Rant of the Week

I am the Humblest
Man in the World

Rick Warren was invited to give an address to TED in February 2006.  Time Magazine had recently identified Rick Warren as a veritable god of popular religion and wisdom, so I thought I'd better check it out. 

Not that I hadn't checked out "Purpose Driven Life"....  I tried.  I couldn't finish it.  I couldn't find the content.  It was the kind of sustained generic common sense which, devoid of any specific application, can never be proven wrong.  Be yourself.  Have patience.  Set goals.  Plan ahead.  Was there something remarkable in this book that I missed?  Are there really millions of people out there who don't have any purpose?  Will any of them, really, acquire one by reading this book?

Warren makes the stunning assertion that he doesn't know a single pastor who is "in it for the money".  That's a stereotype, he says, but it's not true.  That's amazing.  He doesn't think pastors draw a salary anywhere?  He doesn't believe that deep down within their presumptive souls it never occurred to most pastors that they could get paid to talk?

I leave alone for the moment the outrageousness of it all, but either he's right and all those exposé's about preachers living in hugely expensive mansions or driving around in limousines or wearing expensive designer clothes are false.... or he's being incredibly disingenuous.  Either "Elmer Gantry" is a fraud or Warren is.  Either Jim Bakker is a shocking aberration or he just happened to get caught.  Either John Hagee is just covering his expenses or he is living very, very well.  Either Dobson has bodyguards or he doesn't.  Either Rick Warren himself has bodyguards or he doesn't.
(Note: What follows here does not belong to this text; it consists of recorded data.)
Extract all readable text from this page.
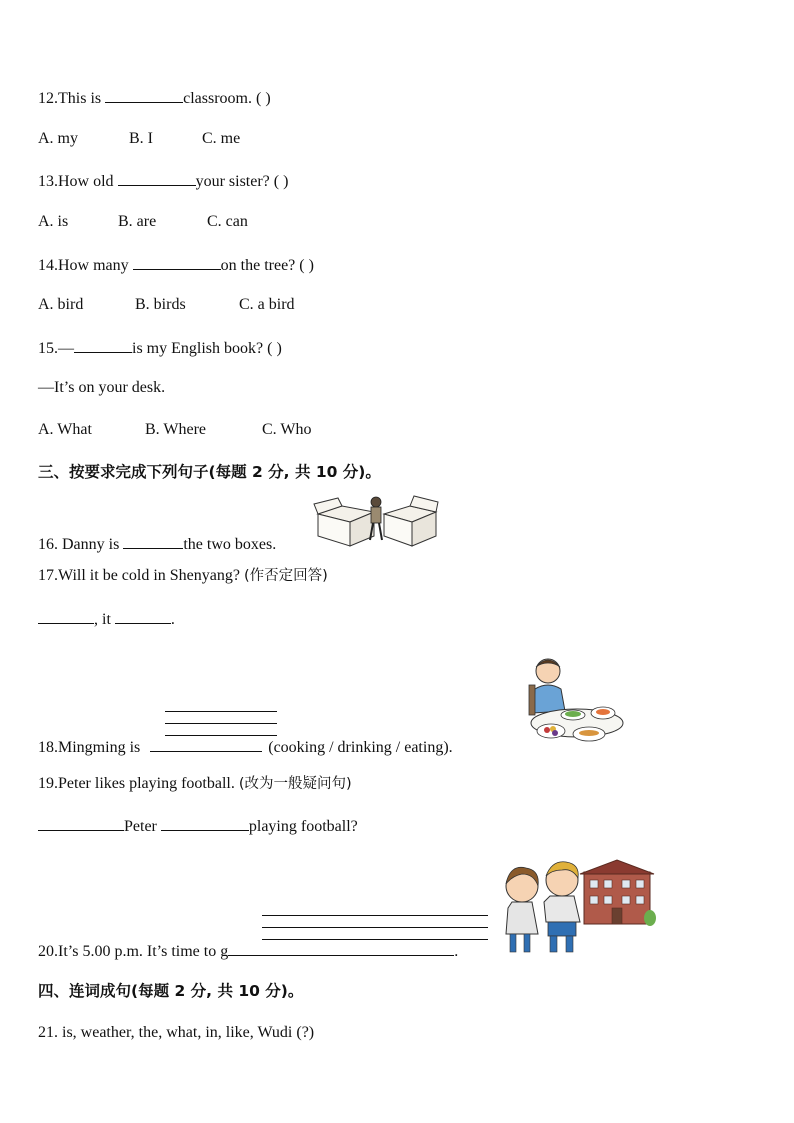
12.This is	classroom. ( )
A. my	B. I	C. me
13.How old	your sister? ( )
A. is	B. are	C. can
14.How many	on the tree? ( )
A. bird	B. birds	C. a bird
15.—	is my English book? ( )
—It’s on your desk.
A. What	B. Where	C. Who
三、按要求完成下列句子(每题 2 分, 共 10 分)。
16. Danny is	the two boxes.
17.Will it be cold in Shenyang? (作否定回答)
, it	.
18.Mingming is	(cooking / drinking / eating).
19.Peter likes playing football. (改为一般疑问句)
Peter	playing football?
20.It’s 5.00 p.m. It’s time to g	.
四、连词成句(每题 2 分, 共 10 分)。
21. is, weather, the, what, in, like, Wudi (?)
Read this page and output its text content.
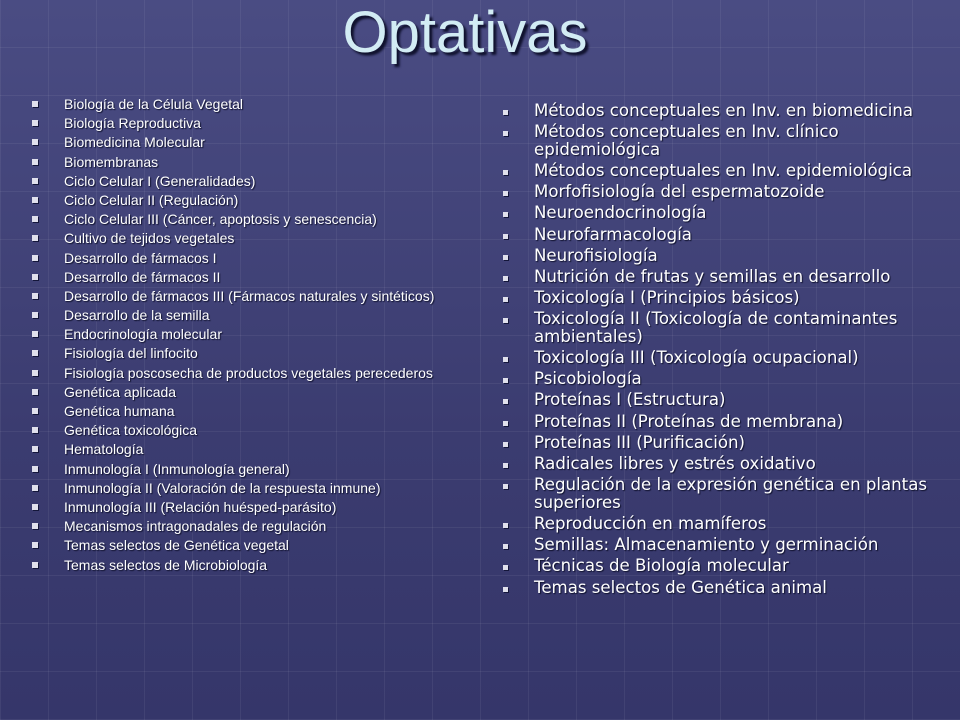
Optativas
Biología de la Célula Vegetal
Biología Reproductiva
Biomedicina Molecular
Biomembranas
Ciclo Celular I (Generalidades)
Ciclo Celular II (Regulación)
Ciclo Celular III (Cáncer, apoptosis y senescencia)
Cultivo de tejidos vegetales
Desarrollo de fármacos I
Desarrollo de fármacos II
Desarrollo de fármacos III (Fármacos naturales y sintéticos)
Desarrollo de la semilla
Endocrinología molecular
Fisiología del linfocito
Fisiología poscosecha de productos vegetales perecederos
Genética aplicada
Genética humana
Genética toxicológica
Hematología
Inmunología I (Inmunología general)
Inmunología II (Valoración de la respuesta inmune)
Inmunología III (Relación huésped-parásito)
Mecanismos intragonadales de regulación
Temas selectos de Genética vegetal
Temas selectos de Microbiología
Métodos conceptuales en Inv. en biomedicina
Métodos conceptuales en Inv. clínico epidemiológica
Métodos conceptuales en Inv. epidemiológica
Morfofisiología del espermatozoide
Neuroendocrinología
Neurofarmacología
Neurofisiología
Nutrición de frutas y semillas en desarrollo
Toxicología I (Principios básicos)
Toxicología II (Toxicología de contaminantes ambientales)
Toxicología III (Toxicología ocupacional)
Psicobiología
Proteínas I (Estructura)
Proteínas II (Proteínas de membrana)
Proteínas III (Purificación)
Radicales libres y estrés oxidativo
Regulación de la expresión genética en plantas superiores
Reproducción en mamíferos
Semillas: Almacenamiento y germinación
Técnicas de Biología molecular
Temas selectos de Genética animal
Warren traveled to Syria in 2006 and made several statements afterwards that appeared to praise Assad's regime there as tolerant and moderate.  I get that Warren believes he can personally negotiate world peace, but I also get that he, like Billy Graham, may be naive, and may be in the process of allowing himself to be used by shrewd politicians.  What does he get out of it?  Well, gosh, just read his stuff.  Like Rev. James Dobson, he loves to name-drop.  Even worse, when taken to task by Joseph Farah, one of the fanatics at WorldNetDaily, for his comments, Warren appeared to misrepresent himself-- to put it generously.  Then he accused Farah of being Satan's proxy. Then he apologized to Farah.  (Farah, by the way, is far more scary than Warren will ever be, and almost as scary as Dobson but not quite as scary--or comical--as John Hagee).
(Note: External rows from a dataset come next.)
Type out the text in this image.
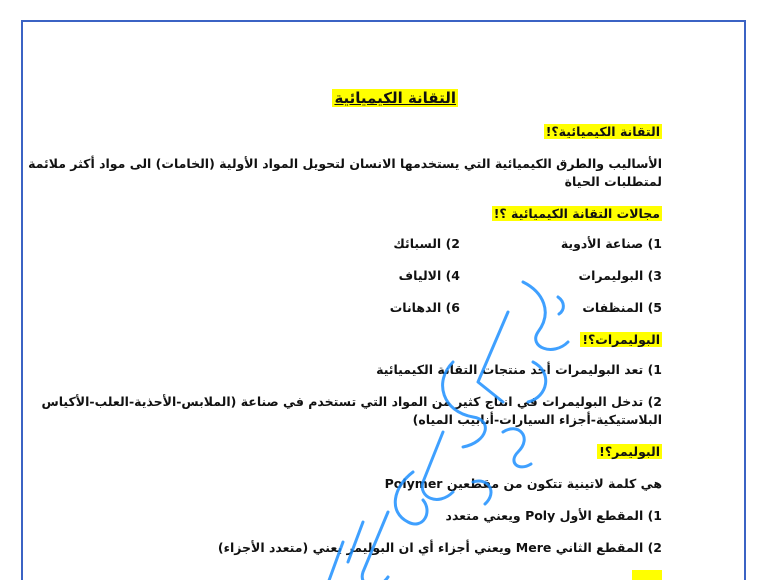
التقانة الكيميائية
التقانة الكيميائية؟!
الأساليب والطرق الكيميائية التي يستخدمها الانسان لتحويل المواد الأولية (الخامات) الى مواد أكثر ملائمة
لمتطلبات الحياة
مجالات التقانة الكيميائية ؟!
1) صناعة الأدوية
2) السبائك
3) البوليمرات
4) الالياف
5) المنظفات
6) الدهانات
البوليمرات؟!
1) تعد البوليمرات أحد منتجات التقانة الكيميائية
2) تدخل البوليمرات في انتاج كثير من المواد التي تستخدم في صناعة (الملابس-الأحذية-العلب-الأكياس
البلاستيكية-أجزاء السيارات-أنابيب المياه)
البوليمر؟!
هي كلمة لاتينية تتكون من مقطعين Polymer
1) المقطع الأول Poly ويعني متعدد
2) المقطع الثاني Mere ويعني أجزاء أي ان البوليمر يعني (متعدد الأجزاء)
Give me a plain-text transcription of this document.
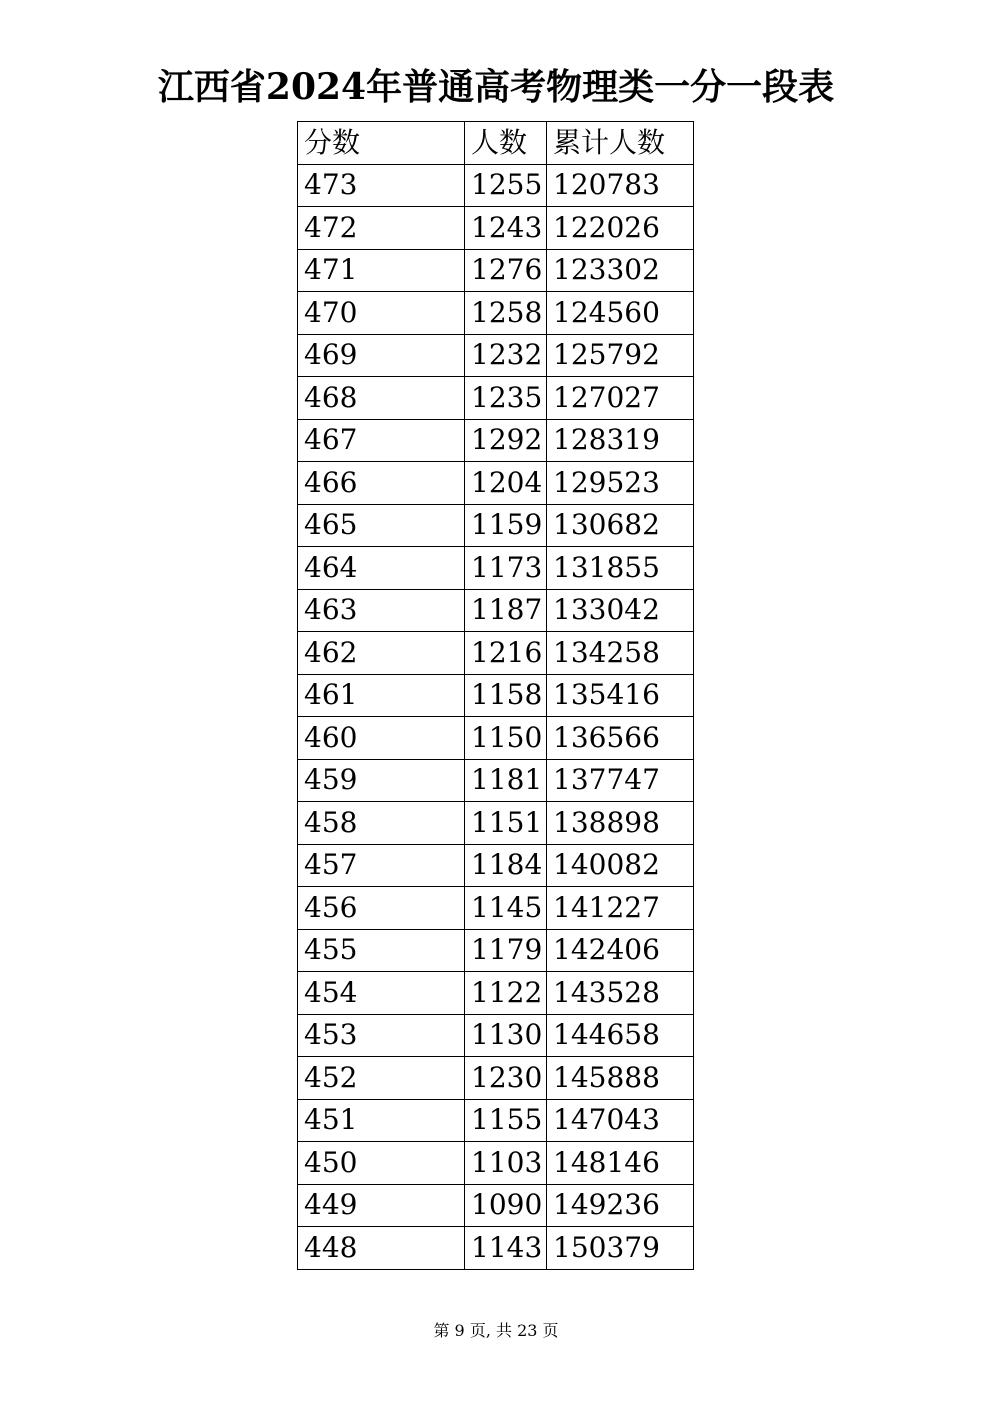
江西省2024年普通高考物理类一分一段表
分数	人数	累计人数
473	1255	120783
472	1243	122026
471	1276	123302
470	1258	124560
469	1232	125792
468	1235	127027
467	1292	128319
466	1204	129523
465	1159	130682
464	1173	131855
463	1187	133042
462	1216	134258
461	1158	135416
460	1150	136566
459	1181	137747
458	1151	138898
457	1184	140082
456	1145	141227
455	1179	142406
454	1122	143528
453	1130	144658
452	1230	145888
451	1155	147043
450	1103	148146
449	1090	149236
448	1143	150379
第 9 页, 共 23 页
It is a little difficult to believe that any preacher presenting a message, nowadays, that is genuinely biblical, and transforming in a spiritual sense, would be invited to speak at the NBA all-star game.  The organizers of the NBA all-star game are not going to invite someone to speak who seems to hold exotic values.  They won't invite someone who believes that sports are not really all that important, that success is not about winning, that trinkets and souvenirs won't buy you happiness. 
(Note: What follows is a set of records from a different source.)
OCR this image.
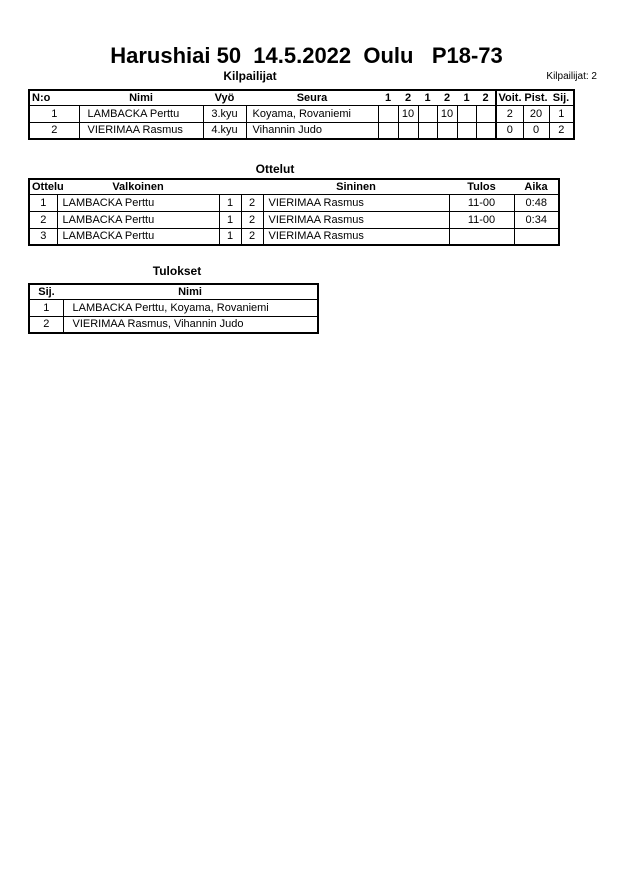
Harushiai 50  14.5.2022  Oulu   P18-73
Kilpailijat	Kilpailijat: 2
N:o	Nimi	Vyö	Seura	1	2	1	2	1	2	Voit.	Pist.	Sij.
1	LAMBACKA Perttu	3.kyu	Koyama, Rovaniemi		10		10			2	20	1
2	VIERIMAA Rasmus	4.kyu	Vihannin Judo							0	0	2
Ottelut
Ottelu	Valkoinen			Sininen	Tulos	Aika
1	LAMBACKA Perttu	1	2	VIERIMAA Rasmus	11-00	0:48
2	LAMBACKA Perttu	1	2	VIERIMAA Rasmus	11-00	0:34
3	LAMBACKA Perttu	1	2	VIERIMAA Rasmus		
Tulokset
Sij.	Nimi
1	LAMBACKA Perttu, Koyama, Rovaniemi
2	VIERIMAA Rasmus, Vihannin Judo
Warren claims that he wants evangelicals to stop voting for candidates based on single, "wedge" issues like abortion.  He wants us to believe that he is more sophisticated and mature than that-- he thinks the environment is also important, and poverty.  So Warren hosts Obama and McCain this year-- separately-- claiming to be non-partisan, but in 2004, he issued a "toolbox" for pastors which urged them to urge their church members to consider abortion as the only non-negotiable moral value in the election.  So Warren wants to sound objective and enlightened and a little more sophisticated... but he ends up with the same position as Pat Robertson, who doesn't drive around in a limousine, don't you know.